Abstract

AbstractA common task in the analysis of multi‐environmental trials (MET) by linear mixed models (LMM) is the estimation of variance components (VCs). Most often, MET data are imbalanced (e.g., due to selection). The imbalance mechanism can be missing completely at random (MCAR), missing at random (MAR), or missing not at random. If the missing‐data pattern in MET was caused by selection, it is usually MAR. In this case, likelihood‐based methods are the preferred methods for analysis as they can account for a MAR data pattern.

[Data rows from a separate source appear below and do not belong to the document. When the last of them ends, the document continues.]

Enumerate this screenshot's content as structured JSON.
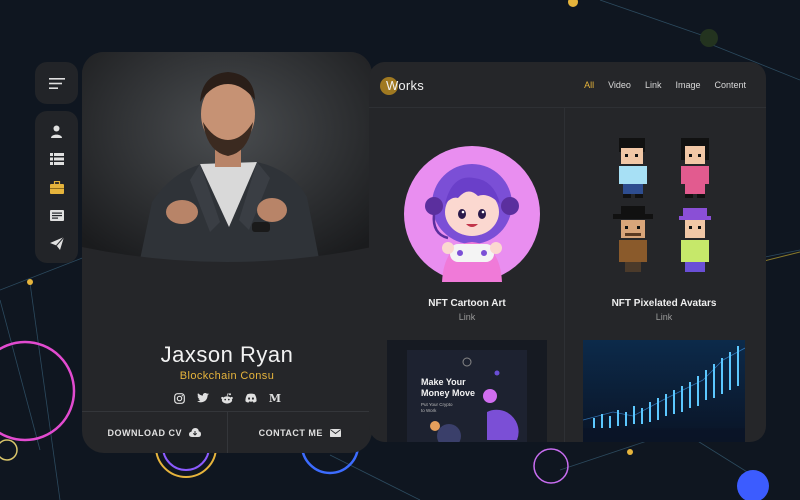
{
  "profile": {
    "name": "Jaxson Ryan",
    "role": "Blockchain Consu",
    "socials": [
      "instagram-icon",
      "twitter-icon",
      "reddit-icon",
      "discord-icon",
      "medium-icon"
    ],
    "medium_glyph": "M",
    "actions": {
      "download_label": "DOWNLOAD CV",
      "contact_label": "CONTACT ME"
    }
  },
  "nav": {
    "items": [
      "user-icon",
      "list-icon",
      "briefcase-icon",
      "card-icon",
      "send-icon"
    ],
    "active": "briefcase-icon"
  },
  "works": {
    "title": "Works",
    "filters": [
      "All",
      "Video",
      "Link",
      "Image",
      "Content"
    ],
    "active_filter": "All",
    "items": [
      {
        "title": "NFT Cartoon Art",
        "link": "Link"
      },
      {
        "title": "NFT Pixelated Avatars",
        "link": "Link"
      }
    ],
    "promo": {
      "heading_line1": "Make Your",
      "heading_line2": "Money Move",
      "sub_line1": "Put Your Crypto",
      "sub_line2": "to Work"
    }
  },
  "colors": {
    "accent": "#e6b43c",
    "background": "#0f1620",
    "card": "#252629"
  }
}
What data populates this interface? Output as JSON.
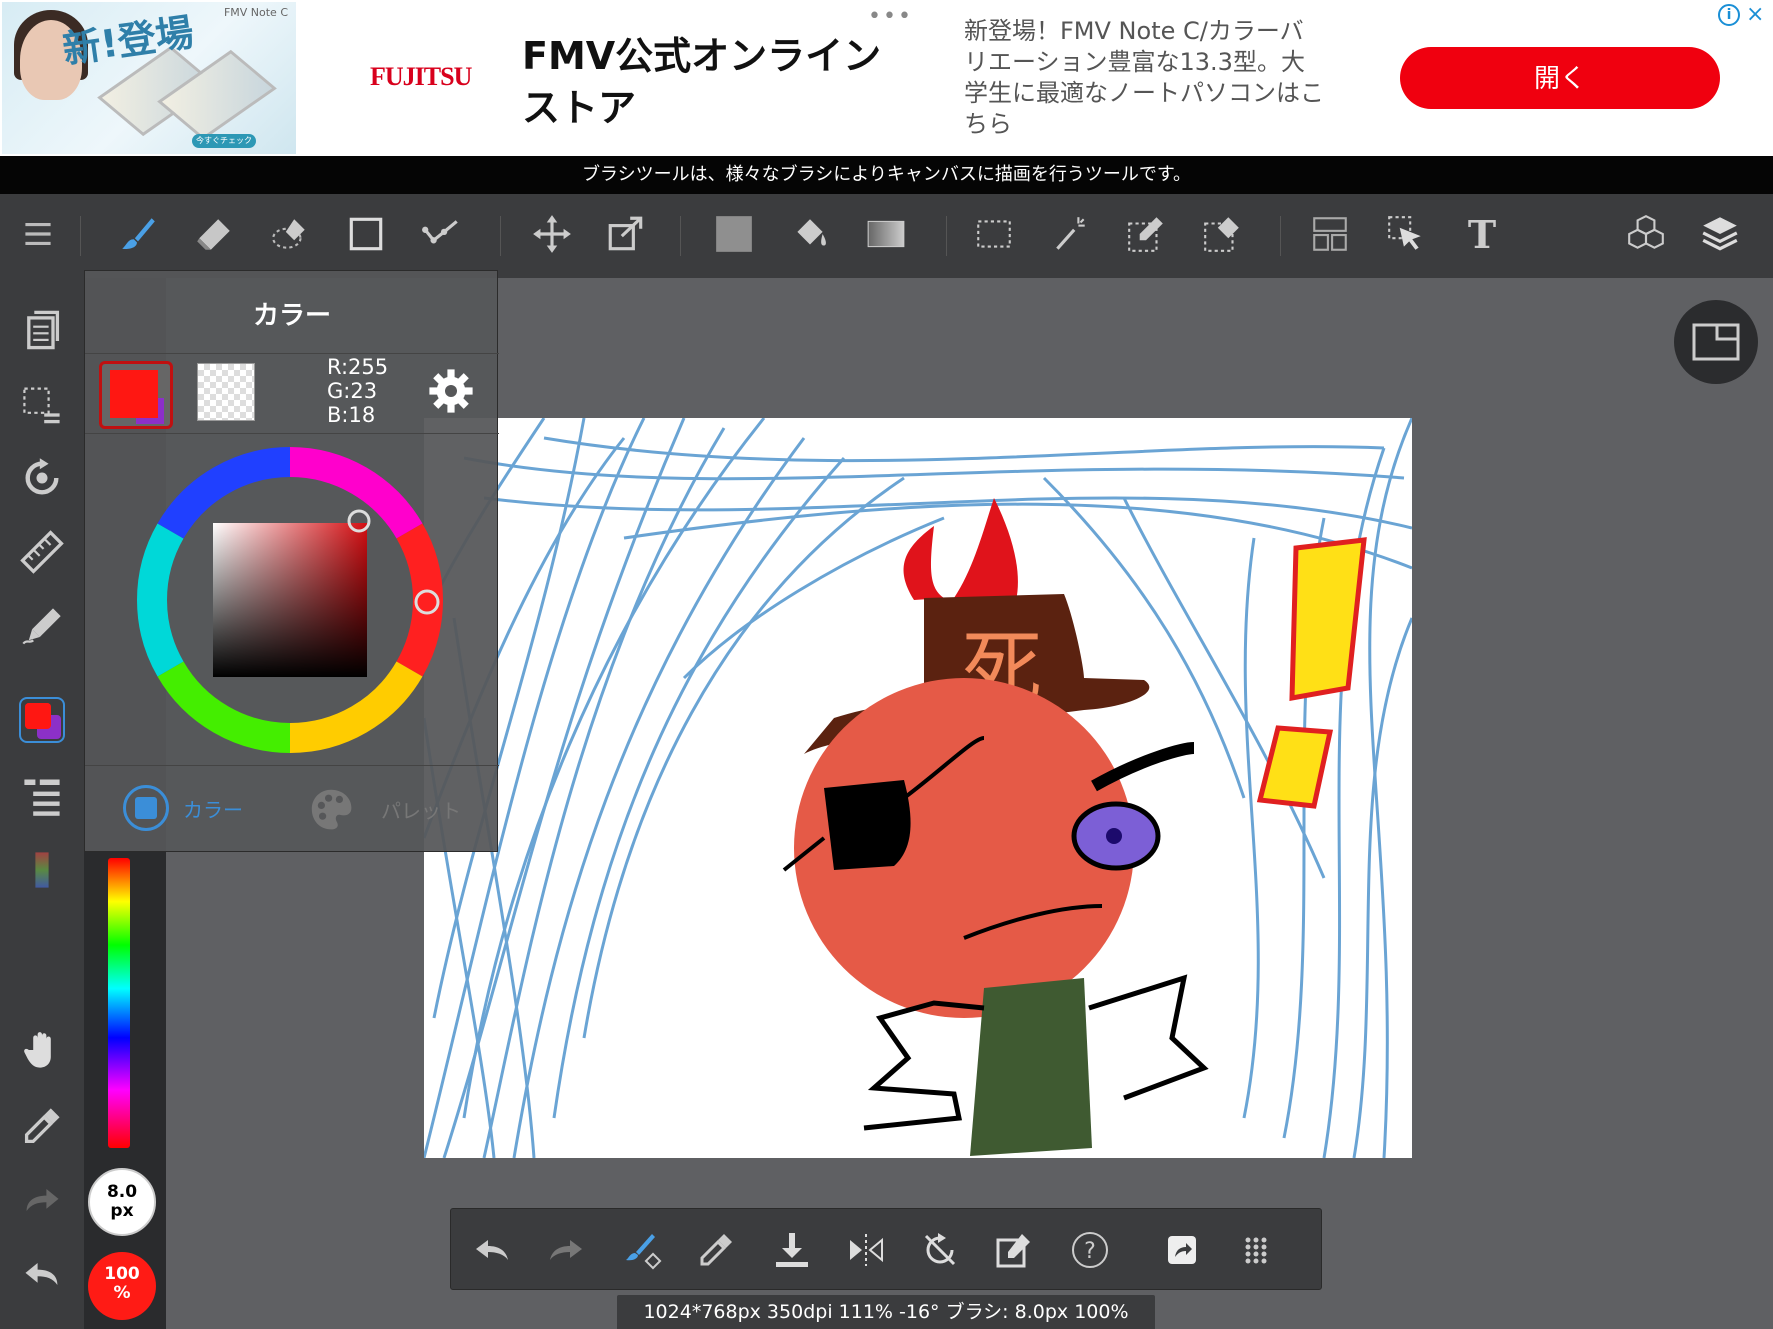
{
  "ad": {
    "image_headline": "新!登場",
    "image_brand": "FMV Note C",
    "image_button": "今すぐチェック",
    "logo": "FUJITSU",
    "title": "FMV公式オンラインストア",
    "description": "新登場！FMV Note C/カラーバリエーション豊富な13.3型。大学生に最適なノートパソコンはこちら",
    "open_button": "開く",
    "info_label": "i",
    "close_label": "×"
  },
  "hint_bar": {
    "text": "ブラシツールは、様々なブラシによりキャンバスに描画を行うツールです。"
  },
  "top_toolbar": {
    "tools": [
      "menu",
      "brush",
      "eraser",
      "lasso-eraser",
      "rectangle",
      "polyline",
      "move",
      "transform",
      "fill-color",
      "bucket",
      "gradient",
      "select",
      "magic-wand",
      "select-pen",
      "select-eraser",
      "frame",
      "select-cursor",
      "text",
      "3d",
      "layers"
    ],
    "text_tool_label": "T"
  },
  "sidebar": {
    "items": [
      "pages",
      "selection-list",
      "rotate",
      "ruler",
      "pen-style",
      "color",
      "list",
      "gradient-swatch",
      "hand",
      "eyedropper",
      "redo",
      "undo"
    ]
  },
  "brush": {
    "size_value": "8.0",
    "size_unit": "px",
    "opacity_value": "100",
    "opacity_unit": "%"
  },
  "color_panel": {
    "title": "カラー",
    "rgb": {
      "r": "R:255",
      "g": "G:23",
      "b": "B:18"
    },
    "current_color": "#ff1712",
    "secondary_color": "#8c30c8",
    "tab_color_label": "カラー",
    "tab_palette_label": "パレット"
  },
  "canvas": {
    "hat_text": "死"
  },
  "bottom_toolbar": {
    "tools": [
      "undo",
      "redo",
      "brush-settings",
      "eyedropper",
      "download",
      "flip",
      "rotate-reset",
      "edit",
      "help",
      "share",
      "more"
    ]
  },
  "status": {
    "text": "1024*768px 350dpi 111% -16° ブラシ: 8.0px 100%"
  }
}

Likelihood‐based methods used to estimate VCs in LMM have the property that all VC estimates are constrained to be non‐negative; thus, the estimators are generally biased. Therefore, there are two potential causes of bias in MET analysis: a data pattern not being MCAR, and the bias of likelihood‐based VC estimators. The current study tries to dissect and quantify both possible sources of bias. A simulation study with MET data typical of cultivar evaluation trials was conducted in which the missing data pattern and the size of VCs were varied. The results showed that for the simulated MET, bias in VC estimates was similar under MCAR and MAR. Thus, the bias is solely due to the likelihood‐based estimation. Bias increases when increasing the ratio of genotype variance to error variance is small. Bias was similar for MAR and MCAR data patterns. Thus, it may be concluded that selection does not increase bias in VC estimation.